MUHAMMADIYAH.OR.ID, YOGYAKARTA—Anggota Majelis Tarjih dan Tajdid PP Muhammadiyah Nur Kholis menerangkan sebab turunnya QS. Al Baqarah ayat 221. Mengutip dari al-Muqatil, ayat ini berkenaan dengan Ibnu Abi Mirtsad al-Ghanawi yang meminta izin kepada Rasulullah saw untuk menikahi ‘Anaq, seorang wanita Quraisy yang miskin tapi cantik, namun masih musyrik, sedangkan Ibnu Abi Mirtsad seorang Muslim. Lalu Allah menurunkan ayat ini.
Para ulama berbeda pendapat soal apakah ahlul kitab termasuk musyrik atau bukan. Hal ini tentu saja memiliki konsekuensi terhadap pernikahan. Menurut Rasyid Ridha, antara kata ahlul kitab dan al-musyrikin terdapat huruf athaf (menghubungkan) yang menunjukkan bahwa keduanya berbeda, namun keduanya menunjukkan kelompok orang kafir.
Pendapat yang membedakan antara musyrik dan ahlul kitab ini sejalan dengan firman Allah dalam QS. al-Maidah ayat 5, yang mengizinkan seorang muslim untuk menikahi wanita ahlul kitab. Sementara itu para ulama yang berpendapat bahwa kata al-musyrik mempunyai makna umum terhadap semua orang yang mempersekutukan Allah termasuk di dalamnya ahlul kitab, menilai bahwa QS. al-Maidah ayat 5 itu telah di-nasakh (dibatalkan) hukumnya oleh QS.al-Baqarah ayat 221 di atas.
Dengan penjelasan di atas, maka pesan yang dimaksud oleh QS. Al Baqarah ayat 221 ini sesungguhnya adalah, larangan bagi laki-laki muslim menikahi perempuan musyrik sebelum mereka benar-benar beriman.

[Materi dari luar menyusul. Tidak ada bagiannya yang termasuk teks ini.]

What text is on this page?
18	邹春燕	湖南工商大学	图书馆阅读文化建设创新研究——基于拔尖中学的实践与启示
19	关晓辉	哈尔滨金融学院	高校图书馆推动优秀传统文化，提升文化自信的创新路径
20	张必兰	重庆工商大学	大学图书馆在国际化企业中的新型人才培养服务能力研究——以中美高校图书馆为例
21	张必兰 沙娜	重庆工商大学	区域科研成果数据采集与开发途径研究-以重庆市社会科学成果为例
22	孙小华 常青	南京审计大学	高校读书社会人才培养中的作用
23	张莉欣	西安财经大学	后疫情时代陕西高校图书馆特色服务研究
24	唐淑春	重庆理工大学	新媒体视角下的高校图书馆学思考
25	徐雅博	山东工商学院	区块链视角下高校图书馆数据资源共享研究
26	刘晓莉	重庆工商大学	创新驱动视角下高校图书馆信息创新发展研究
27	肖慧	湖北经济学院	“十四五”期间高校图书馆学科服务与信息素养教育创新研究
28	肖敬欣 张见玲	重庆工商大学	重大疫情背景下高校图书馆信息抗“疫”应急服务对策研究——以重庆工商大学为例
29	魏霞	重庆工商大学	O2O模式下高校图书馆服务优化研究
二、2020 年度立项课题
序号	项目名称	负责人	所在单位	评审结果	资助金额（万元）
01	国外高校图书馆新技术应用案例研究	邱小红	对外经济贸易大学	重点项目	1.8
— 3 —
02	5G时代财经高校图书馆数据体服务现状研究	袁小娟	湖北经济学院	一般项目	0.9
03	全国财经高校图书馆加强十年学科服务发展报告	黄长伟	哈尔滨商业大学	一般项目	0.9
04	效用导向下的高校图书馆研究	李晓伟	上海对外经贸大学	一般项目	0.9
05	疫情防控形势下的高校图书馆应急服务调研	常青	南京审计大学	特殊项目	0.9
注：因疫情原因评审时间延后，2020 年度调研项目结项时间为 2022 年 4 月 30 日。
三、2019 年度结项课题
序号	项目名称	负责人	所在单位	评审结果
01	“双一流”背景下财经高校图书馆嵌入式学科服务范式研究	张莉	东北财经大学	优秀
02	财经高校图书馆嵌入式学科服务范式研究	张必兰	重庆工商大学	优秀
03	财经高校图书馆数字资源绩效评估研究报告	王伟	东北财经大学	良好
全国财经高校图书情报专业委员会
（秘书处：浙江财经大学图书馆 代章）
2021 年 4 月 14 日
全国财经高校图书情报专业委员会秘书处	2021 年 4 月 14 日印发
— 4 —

Allah memberikan penegasan bahwa perempuan yang beriman, sekalipun dari kalangan budak, lebih baik dari pada perempuan musyrik yang menarik hati.
Alasan utama larangan pernikahan orang beriman dengan orang yang tidak beriman adalah perbedaan akidah. Orang yang tidak beriman akan selalu mengajak kepada kekafiran, dan melakukan perbuatanperbuatan yang mengantarkan pelakunya masuk neraka. Bagaimana mungkin akan terjalin hubungan yang harmonis antara suami dan isteri, ataupun antara keluarga yang berbeda keyakinan ini, jika nilai-nilai yang mereka anut, tidak hanya berbeda, tetapi bertentangan.
“Di sini ditegaskan bahwa dalam menentukan pilihan jodoh untuk dinikahi, pertimbangan utama bukan pada kecantikan, status sosial, harta kekayaan, dan seumpamanya, tetapi adalah iman,” terang Nur Kholis dalam kajian yang diselenggarakan Masjid Islamic Center Universitas Ahmad Dahlan pada Kamis (20/10).